The theatre is a magical place, and for seamstress Ceris Davies, when she graduated from university with a fashion degree, it was where she wanted to work.
“I love shows and the theatre,” she smiles.
“I started applying for jobs when I left De Montfort University and someone gave me a chance at the English National Opera.
“I hadn’t moved down to London so I was commuting from Leicester. It wasn’t too bad, a couple of hours each way.
“I suppose I was young and naive and got the chance to do it so I said yes. You just have to do these things and take opportunities when they come up.”
The first production she worked on after leaving the English National Opera was Joseph and his Technicolour Dreamcoat starring Lee Mead, here she was a dresser and worked her way up to wardrobe assistant.
During her career Ceris has worked on photo shoots for Children in Need, music videos and a production of Sweet Charity at the University of Chichester.
While working in the West End she was a production sewer on Phantom of the Opera, dresser and production sewer on The Lion King and worked in the wardrobe department on The Rat Pack.
“My last show in London was Matilda,” she recalls.
“I loved working on it from a design perspective I was constantly in awe of it.”
However, having to work weekends and evenings, and with her partner in Horsham, Ceris decided that family life and being in London weren’t going to work so moved to Sussex in 2010 and started to make dresses.
The first wedding dress she created was for someone who worked on Matilda.
“When I decided weddings was what I wanted to do I didn’t have anything to show anyone,” she says.
“I asked her if she trusted me enough to make her wedding dress for free.
“She said yes.
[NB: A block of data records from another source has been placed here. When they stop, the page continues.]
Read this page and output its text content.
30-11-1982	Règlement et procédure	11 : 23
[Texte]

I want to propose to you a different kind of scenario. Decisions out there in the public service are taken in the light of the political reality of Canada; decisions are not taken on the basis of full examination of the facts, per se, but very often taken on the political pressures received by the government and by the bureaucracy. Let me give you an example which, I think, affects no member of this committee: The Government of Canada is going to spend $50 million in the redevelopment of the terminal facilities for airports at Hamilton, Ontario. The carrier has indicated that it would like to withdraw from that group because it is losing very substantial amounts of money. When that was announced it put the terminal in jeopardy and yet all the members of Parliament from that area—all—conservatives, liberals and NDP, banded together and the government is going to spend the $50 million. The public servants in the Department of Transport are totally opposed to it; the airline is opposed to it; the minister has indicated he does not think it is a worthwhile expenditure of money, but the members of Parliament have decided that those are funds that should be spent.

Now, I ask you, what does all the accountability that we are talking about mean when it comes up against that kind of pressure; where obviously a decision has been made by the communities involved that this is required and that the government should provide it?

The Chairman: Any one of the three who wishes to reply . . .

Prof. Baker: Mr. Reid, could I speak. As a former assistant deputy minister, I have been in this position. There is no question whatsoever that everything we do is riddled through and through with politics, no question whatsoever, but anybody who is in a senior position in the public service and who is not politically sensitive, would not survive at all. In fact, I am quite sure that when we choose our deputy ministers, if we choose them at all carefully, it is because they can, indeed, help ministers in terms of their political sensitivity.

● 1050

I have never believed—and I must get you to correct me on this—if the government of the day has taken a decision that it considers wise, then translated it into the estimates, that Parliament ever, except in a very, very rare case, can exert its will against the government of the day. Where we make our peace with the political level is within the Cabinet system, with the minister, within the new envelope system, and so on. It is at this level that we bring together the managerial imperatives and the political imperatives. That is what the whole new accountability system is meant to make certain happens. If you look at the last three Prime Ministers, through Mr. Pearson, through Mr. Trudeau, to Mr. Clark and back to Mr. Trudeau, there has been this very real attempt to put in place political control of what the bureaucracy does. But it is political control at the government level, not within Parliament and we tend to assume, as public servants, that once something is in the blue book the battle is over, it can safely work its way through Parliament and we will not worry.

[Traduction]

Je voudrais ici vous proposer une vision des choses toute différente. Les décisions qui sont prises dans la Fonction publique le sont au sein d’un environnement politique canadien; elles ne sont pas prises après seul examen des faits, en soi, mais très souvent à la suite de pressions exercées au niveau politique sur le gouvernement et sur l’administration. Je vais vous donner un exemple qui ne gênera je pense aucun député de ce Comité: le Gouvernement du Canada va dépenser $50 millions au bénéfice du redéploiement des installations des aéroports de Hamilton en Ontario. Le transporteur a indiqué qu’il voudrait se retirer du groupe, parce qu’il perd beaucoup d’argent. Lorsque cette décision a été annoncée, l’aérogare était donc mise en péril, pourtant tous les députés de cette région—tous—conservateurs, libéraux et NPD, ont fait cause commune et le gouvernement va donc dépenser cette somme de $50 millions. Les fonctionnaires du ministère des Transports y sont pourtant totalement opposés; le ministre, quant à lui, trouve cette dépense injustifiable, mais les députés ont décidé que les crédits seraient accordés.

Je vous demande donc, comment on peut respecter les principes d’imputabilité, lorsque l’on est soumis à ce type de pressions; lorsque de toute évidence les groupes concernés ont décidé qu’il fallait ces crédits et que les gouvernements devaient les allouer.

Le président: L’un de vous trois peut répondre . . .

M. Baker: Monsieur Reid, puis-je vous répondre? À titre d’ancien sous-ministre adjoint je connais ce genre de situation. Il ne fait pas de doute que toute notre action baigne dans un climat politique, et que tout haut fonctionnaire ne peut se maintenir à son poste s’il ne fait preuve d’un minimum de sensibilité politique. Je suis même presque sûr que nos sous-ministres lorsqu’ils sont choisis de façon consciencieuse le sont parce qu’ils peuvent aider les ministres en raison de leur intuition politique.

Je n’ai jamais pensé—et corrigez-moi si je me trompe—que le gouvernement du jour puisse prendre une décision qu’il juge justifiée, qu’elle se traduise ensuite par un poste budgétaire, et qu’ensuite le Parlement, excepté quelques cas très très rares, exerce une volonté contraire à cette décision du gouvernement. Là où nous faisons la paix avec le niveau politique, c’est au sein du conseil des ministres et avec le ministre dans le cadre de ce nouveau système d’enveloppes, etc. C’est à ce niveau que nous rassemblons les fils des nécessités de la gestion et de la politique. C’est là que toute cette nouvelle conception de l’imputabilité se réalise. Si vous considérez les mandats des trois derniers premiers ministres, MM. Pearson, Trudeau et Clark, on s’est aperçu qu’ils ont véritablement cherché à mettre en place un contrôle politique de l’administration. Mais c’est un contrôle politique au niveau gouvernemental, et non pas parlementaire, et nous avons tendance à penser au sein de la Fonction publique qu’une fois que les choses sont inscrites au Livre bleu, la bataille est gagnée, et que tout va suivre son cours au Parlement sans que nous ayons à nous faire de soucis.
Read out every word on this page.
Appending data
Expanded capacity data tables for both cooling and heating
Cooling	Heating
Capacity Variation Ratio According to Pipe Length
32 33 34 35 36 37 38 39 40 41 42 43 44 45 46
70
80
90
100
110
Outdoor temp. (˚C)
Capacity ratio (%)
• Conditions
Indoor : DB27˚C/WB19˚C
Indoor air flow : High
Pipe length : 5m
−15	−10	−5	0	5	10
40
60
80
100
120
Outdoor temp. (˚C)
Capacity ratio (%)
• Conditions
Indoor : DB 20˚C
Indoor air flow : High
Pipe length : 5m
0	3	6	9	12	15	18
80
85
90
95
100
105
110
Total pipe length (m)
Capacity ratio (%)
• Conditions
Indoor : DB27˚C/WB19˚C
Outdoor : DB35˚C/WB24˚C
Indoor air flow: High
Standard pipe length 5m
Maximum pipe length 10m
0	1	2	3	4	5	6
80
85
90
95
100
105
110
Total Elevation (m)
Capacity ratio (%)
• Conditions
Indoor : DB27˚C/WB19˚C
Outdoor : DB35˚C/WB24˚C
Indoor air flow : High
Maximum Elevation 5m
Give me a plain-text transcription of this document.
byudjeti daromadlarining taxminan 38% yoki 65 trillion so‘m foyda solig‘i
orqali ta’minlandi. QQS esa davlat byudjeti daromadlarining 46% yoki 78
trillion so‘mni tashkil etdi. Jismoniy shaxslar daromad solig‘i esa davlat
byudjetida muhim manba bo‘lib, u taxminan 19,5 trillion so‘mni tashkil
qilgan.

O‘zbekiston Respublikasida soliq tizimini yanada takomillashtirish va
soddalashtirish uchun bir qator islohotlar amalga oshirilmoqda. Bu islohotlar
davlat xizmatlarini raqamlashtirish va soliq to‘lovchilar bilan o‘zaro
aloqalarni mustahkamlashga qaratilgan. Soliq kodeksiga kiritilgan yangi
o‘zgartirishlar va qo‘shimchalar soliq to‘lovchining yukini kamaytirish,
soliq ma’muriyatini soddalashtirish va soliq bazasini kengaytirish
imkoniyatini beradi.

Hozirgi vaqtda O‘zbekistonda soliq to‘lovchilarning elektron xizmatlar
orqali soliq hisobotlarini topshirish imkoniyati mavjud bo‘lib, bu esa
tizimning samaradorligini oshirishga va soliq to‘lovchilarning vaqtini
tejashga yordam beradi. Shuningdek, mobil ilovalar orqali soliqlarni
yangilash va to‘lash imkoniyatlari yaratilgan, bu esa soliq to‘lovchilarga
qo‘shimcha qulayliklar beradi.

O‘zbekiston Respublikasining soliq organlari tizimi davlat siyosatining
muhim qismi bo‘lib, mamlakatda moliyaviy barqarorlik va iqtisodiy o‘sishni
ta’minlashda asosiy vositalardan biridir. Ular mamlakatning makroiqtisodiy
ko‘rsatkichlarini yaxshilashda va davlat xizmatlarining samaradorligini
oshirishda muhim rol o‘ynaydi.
I owe her a lot really for letting me do that as it was my starting point.”
Ceris explains how she loves how wedding dresses can be quite theatrical and the style she enjoys creating can be quite elaborate with intricate design and lots of detail.
“I love working with a bride and getting their ideas and making it work, being like ‘we could do this’ or ‘how about changing that’ and going from there it is an amazing thing to be able to do for someone,” she says.
“Initially I started with prom dresses but I did 15 one summer and they all had the same deadline whereas I can do that many wedding dresses but for different deadlines.”
Wedding dresses she says are still seasonal with the summer months and September particularly popular,
“For summer weddings I start the planning in September the year before and have the final fittings in April or May,” she explains.
A mum to a one-year-old, Ceris does a lot of her work in the evenings and weekends, and already has four dresses in the pipeline for 2019.
As plans for the future it seems the theatre still holds a very special place in Ceris’s heart.
“I love the theatre anyway and it has such a nice feel to it everyone is so friendly,” she explains.
“I still do alterations and that for Matilda when the cast changes, so I still do something I’d be sad not to do anything I like to keep my foot in the door.
“It is something I would like to get back to eventually.”
From the West End to weddings Ceris is loving being able to create something magical and special for those that come to her.